Estaba en el Museo contemplando extasiado el hermoso cuadro de Van Dyck “El beso de Judas”. De pronto sonó una voz detrás de mí, una voz queda y lúgubre, que me hizo estremecer de espanto.
— ¿Verdad, caballero, que yo tengo cierto parecido físico con el discípulo traidor del Hijo de Dios?
Me volví asustado.
El que me hablaba era un hombre de alta estatura, vestido completamente de negro, el cabello y la barba del color del azafrán, los ojos saltones, la piel colgante, amarilla por la ictericia…
— Y vea usted lo que son las coincidencias —añadió el desconocido— también me llamo Judas como el que vendió á Cristo.
Y sonriéndose tristemente:
— Pero no desconfié usted de mí…
Crea usted que en el fondo soy un buen hombre.
Y agarrándose de mi brazo, como si fuéramos amigos de toda la vida, me invitó á tomar un bock de cerveza.
Yo le seguí maquinalmente, entre asustado y curioso.
Ya en el café, el extraño personaje me contó su historia entre bock y bock de cerveza, hablando siempre con aquella voz queda y lúgubre, que daba escalofríos. No tenia nacionalidad conocida; era judío y había nacido de cualquier madre y de cualquier padre, no sabía dónde. Vivía solo en el mundo, sin mujer, ni hijos, ni amigos. Practicaba la medicina, aunque no era médico —Esto me ha proporcionado el placer —añadió sonriendo— de matar á mucha gente con toda impunidad. —Había viajado mucho, viajaba constantemente. Tenía casi tantos años como la Humanidad. Y le aburría a vida, y ya una vez había intentado suicidare colgándose de un árbol.
— Ya le he dicho á usted —concluyó — que no tengo amigos. Los hombres me inspiran un profundo desprecio. Odio, mejor. Pero usted, sin saber por qué, me ha sido simpático. Tiene usted cara de bueno y de inteligente. Así como yo me parezco al discípulo traidor, usted se parece al Maestro sublime. Y yo necesito, para salvarme, sentir algún afecto noble, amar á alguien, tener un amigo siquiera…

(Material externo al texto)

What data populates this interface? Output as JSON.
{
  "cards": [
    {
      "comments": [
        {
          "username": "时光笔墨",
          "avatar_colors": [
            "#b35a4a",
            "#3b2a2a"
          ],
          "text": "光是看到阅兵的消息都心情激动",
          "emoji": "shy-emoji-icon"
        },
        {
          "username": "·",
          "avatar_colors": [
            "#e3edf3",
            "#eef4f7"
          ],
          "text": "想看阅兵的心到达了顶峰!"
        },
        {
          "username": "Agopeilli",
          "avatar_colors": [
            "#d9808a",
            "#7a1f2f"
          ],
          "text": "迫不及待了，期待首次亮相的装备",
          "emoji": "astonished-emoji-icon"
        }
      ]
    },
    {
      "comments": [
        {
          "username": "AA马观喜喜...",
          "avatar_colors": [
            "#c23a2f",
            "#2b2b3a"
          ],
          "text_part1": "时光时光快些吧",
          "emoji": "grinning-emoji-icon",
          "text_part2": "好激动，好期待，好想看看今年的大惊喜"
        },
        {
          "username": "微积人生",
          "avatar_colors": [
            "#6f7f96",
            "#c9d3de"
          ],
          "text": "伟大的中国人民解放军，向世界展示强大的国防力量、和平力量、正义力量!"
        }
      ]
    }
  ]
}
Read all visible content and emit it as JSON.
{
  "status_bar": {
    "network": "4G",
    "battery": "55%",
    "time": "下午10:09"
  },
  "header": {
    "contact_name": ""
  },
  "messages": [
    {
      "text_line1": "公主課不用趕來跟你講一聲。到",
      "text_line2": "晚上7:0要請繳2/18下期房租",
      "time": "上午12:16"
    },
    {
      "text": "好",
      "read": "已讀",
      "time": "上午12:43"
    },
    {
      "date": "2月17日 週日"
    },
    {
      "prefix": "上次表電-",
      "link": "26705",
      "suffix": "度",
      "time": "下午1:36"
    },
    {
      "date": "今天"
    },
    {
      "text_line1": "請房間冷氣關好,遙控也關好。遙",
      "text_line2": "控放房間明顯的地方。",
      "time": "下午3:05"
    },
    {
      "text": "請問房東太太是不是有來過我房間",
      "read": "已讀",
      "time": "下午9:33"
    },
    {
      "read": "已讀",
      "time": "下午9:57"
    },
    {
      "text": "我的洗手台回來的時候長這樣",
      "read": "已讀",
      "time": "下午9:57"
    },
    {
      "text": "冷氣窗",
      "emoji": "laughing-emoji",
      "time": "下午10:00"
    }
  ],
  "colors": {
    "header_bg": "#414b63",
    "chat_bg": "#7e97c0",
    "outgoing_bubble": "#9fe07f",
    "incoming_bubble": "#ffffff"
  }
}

Y cogiéndome las manos y estrechándomelas nerviosamente entre las suyas, heladas como las de un muerto, añadió:
— Sí…, aunque usted no quiera, yo seré su amigo, su hermano… ¡La regeneración del mundo está en el amor! Yo he pasado la vida odiando al Hombre… ¡Si llegase á amar estaría salvado!
Y en voz baja, como si hablara consigo mismo:
— ¡Diecinueve siglos de lucha es ya bastante castigo…! ¡Oh, Padre de todos, ten compasión de mí!
¡Diecinueve siglos! Pensé que aquel hombre estaba loco, y para poner fin á la extraña conversación le ofrecí en términos vulgares mi amistad, y me despedí de él prometiéndole volver pasados tres ó cuatro días á aquel café donde habíamos celebrado nuestra primera entrevista.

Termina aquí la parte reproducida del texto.